Hoy he pensado, no sé si acertadamente, en la admiración que profesamos los de mi generación por los grandes discursos, las palabras ampulosas y rimbombantes, los temas profundos y de calado, etcétera.
Teníamos un amigo que se jactaba de la importancia de los temas de conversación de nuestras escasas reuniones.
En ellas hemos hablado de mundos paralelos en noches toledanas, del 2.0 y el marketing viral al amor de una lumbre; de Hegel. Hemos discutido científicamente y con datos sobre para que lado se echan el pelo los habitantes de Cincinatti, Ohio, afirmando vehementemente unos que a la derecha, otros que a la izquierda y algunos asegurando la calvicie de los cincinateños. Retórica rebuscada con acento tomellosero que demuestra el poco valor que le damos a la palabra al usarla tan profusamente.

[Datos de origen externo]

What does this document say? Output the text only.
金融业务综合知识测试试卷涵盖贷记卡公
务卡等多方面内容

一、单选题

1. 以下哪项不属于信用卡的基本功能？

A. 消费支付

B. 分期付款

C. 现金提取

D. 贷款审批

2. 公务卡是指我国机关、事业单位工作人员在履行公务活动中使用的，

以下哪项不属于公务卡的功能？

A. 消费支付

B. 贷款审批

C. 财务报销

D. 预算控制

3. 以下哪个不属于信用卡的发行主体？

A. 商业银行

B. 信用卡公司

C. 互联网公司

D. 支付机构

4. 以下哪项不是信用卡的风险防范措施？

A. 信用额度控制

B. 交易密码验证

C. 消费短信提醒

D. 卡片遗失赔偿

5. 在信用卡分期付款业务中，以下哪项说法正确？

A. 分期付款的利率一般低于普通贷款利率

Los estoicos abuelos manchegos usaban las palabras con cuentagotas, pero certeras como pedradas. Siempre escuchaban y solo hablaban cuando tenían algo que decir y era casi siempre una sentencia generalmente infalible.
Y nuestros hijos no hablan o si lo hacen se arreglan con cincuenta palabras.
Como siempre, nos ha pillado todo en medio.